News & Politics

Ending an Engagement, Calling Off a Wedding

When You Cancel a Wedding, Who Keeps the Ring?

THE CLOSER I GOT TO MY wedding day, the worse I felt. I dropped ten pounds and was suffering migraines. When my fiancé admitted he also had doubts, we called it off.

I packed a bag, put my engagement ring on the bed, and walked out. My ex-fiancé wrapped up the engagement watch I had bought for him and sent it back to me.

In researching my book on breaking engagements, There Goes the Bride (Jossey-Bass), I learned that many people don't agree with me about giving back the ring. Then again, many do.

Advice columnists also have varying opinions. Dear Abby believes the ring should be returned to the giver, no matter what. Her late sister, Ann Landers, held to the fault-based rule: He or she who ended it loses the jewelry.

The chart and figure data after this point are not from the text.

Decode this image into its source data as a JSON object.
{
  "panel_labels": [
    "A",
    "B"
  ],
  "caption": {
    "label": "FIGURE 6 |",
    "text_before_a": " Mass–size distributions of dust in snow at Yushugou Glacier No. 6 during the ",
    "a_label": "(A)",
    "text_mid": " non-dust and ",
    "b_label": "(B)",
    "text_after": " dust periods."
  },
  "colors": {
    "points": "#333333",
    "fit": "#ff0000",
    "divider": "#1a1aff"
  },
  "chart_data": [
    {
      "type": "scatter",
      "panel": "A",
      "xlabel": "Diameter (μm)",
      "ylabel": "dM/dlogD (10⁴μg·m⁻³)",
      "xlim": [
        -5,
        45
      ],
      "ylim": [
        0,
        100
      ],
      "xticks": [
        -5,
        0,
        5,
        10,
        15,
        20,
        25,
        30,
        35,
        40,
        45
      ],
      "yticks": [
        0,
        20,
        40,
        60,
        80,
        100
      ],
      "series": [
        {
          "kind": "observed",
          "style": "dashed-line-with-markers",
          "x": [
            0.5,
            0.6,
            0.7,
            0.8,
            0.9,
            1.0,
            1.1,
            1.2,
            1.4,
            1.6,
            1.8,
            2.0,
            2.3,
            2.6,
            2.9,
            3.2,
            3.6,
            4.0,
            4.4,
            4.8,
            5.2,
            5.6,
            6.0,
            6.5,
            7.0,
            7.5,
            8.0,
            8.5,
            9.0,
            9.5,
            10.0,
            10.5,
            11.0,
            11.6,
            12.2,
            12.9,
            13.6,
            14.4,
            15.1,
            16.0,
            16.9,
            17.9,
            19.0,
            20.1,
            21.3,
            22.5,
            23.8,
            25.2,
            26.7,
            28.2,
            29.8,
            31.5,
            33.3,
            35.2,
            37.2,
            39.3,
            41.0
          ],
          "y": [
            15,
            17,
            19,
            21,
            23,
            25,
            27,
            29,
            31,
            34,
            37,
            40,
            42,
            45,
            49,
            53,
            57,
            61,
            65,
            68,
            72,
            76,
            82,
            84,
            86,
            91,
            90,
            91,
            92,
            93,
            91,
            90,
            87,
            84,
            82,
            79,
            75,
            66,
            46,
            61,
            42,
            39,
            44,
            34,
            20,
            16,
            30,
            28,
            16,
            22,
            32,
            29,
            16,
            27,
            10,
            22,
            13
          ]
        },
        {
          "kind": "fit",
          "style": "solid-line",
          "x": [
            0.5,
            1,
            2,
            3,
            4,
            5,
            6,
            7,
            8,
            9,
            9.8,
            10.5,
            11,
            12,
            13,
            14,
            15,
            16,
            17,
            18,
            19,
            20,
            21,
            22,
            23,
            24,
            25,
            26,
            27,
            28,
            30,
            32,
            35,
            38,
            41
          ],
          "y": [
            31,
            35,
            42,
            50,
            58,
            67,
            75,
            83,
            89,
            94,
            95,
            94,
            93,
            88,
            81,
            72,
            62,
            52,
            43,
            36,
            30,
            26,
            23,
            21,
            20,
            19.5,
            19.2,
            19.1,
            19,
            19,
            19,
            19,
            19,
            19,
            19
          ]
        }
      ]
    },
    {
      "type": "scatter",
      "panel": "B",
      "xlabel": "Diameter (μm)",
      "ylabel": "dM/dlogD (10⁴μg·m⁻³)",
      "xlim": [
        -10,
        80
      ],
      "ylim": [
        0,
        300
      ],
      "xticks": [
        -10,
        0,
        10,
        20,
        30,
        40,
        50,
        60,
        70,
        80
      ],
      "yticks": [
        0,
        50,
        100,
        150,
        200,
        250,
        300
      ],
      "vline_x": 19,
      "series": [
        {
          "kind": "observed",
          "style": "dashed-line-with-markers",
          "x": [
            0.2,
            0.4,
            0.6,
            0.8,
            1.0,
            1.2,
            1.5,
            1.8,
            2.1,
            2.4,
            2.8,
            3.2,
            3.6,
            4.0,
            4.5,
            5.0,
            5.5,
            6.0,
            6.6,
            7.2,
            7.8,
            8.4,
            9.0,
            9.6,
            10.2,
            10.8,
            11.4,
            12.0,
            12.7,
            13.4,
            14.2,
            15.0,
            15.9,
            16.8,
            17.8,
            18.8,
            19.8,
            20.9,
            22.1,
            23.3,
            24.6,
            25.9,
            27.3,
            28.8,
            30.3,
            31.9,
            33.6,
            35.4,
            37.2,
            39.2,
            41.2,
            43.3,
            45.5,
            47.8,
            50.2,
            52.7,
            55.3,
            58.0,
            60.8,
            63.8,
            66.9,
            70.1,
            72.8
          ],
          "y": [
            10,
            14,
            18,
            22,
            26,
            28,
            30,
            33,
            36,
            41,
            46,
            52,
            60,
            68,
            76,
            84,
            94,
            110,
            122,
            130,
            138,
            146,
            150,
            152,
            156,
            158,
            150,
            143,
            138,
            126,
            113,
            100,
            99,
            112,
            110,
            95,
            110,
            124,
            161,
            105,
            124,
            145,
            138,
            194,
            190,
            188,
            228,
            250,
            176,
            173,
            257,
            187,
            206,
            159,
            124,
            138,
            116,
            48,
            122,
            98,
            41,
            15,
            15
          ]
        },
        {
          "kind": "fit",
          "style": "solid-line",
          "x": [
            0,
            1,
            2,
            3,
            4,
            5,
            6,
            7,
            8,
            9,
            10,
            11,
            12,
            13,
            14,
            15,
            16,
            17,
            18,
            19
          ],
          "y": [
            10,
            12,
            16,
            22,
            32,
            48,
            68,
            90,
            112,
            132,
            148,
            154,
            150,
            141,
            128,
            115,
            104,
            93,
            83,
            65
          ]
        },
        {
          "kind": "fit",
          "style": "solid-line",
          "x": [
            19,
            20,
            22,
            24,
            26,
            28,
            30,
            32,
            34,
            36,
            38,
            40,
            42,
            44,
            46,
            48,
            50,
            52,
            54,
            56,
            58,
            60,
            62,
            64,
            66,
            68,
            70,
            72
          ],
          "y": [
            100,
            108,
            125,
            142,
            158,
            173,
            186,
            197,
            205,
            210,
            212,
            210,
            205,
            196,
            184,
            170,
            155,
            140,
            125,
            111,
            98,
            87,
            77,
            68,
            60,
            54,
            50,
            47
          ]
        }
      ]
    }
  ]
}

Miss Manners, dubbing the engagement ring a "symbol," declared that it should be returned, though she coyly admitted that it was no less a symbol if the fiancée "ran over it with her van, melted it down, or threw it off a mountain."

Advice maven Prudie, of the Web site Slate.com, told an inquiring reader that "you might feel more like a lady if you sent it back." Washington Post columnist Carolyn Hax is 100 percent in favor of giving it back.

Originally, courts favored the woman–because it must have been the man who called things off. A woman with a broken engagement was considered "used goods."

Then in the 1930s through the '50s, the courts decided that women were taking advantage of the situation. Where once they were the party to be protected, women were now "gold diggers" setting traps for their "hapless swains."

Besides, the courts argued, a woman who would go public couldn't be that pained. This calls to mind the old Puritan method of determining whether a woman is a witch: Only witches float. If you're thrown into the water, you're in trouble either way.

Rebecca Tushnet, a professor of law at New York University and an expert in engagement-ring law, says most men don't sue for the return of the ring: "That being said, a woman who is sued for return of the ring is unlikely to win."

Between the 1950s and the recent past, court rulings seesawed, producing contrasting opinions: The woman got to keep the ring no matter what (unconditional gift), she always had to give it back (strict no-fault), or who got it depended on who did what to whom (modified fault).

These days, most courts rule that an engagement ring is a gift conditional upon marriage and require that the woman give it back even if the man called off the wedding.

So there's only one way to be assured of keeping the ring: Marry the guy. After marriage, courts consider an engagement ring the woman's property.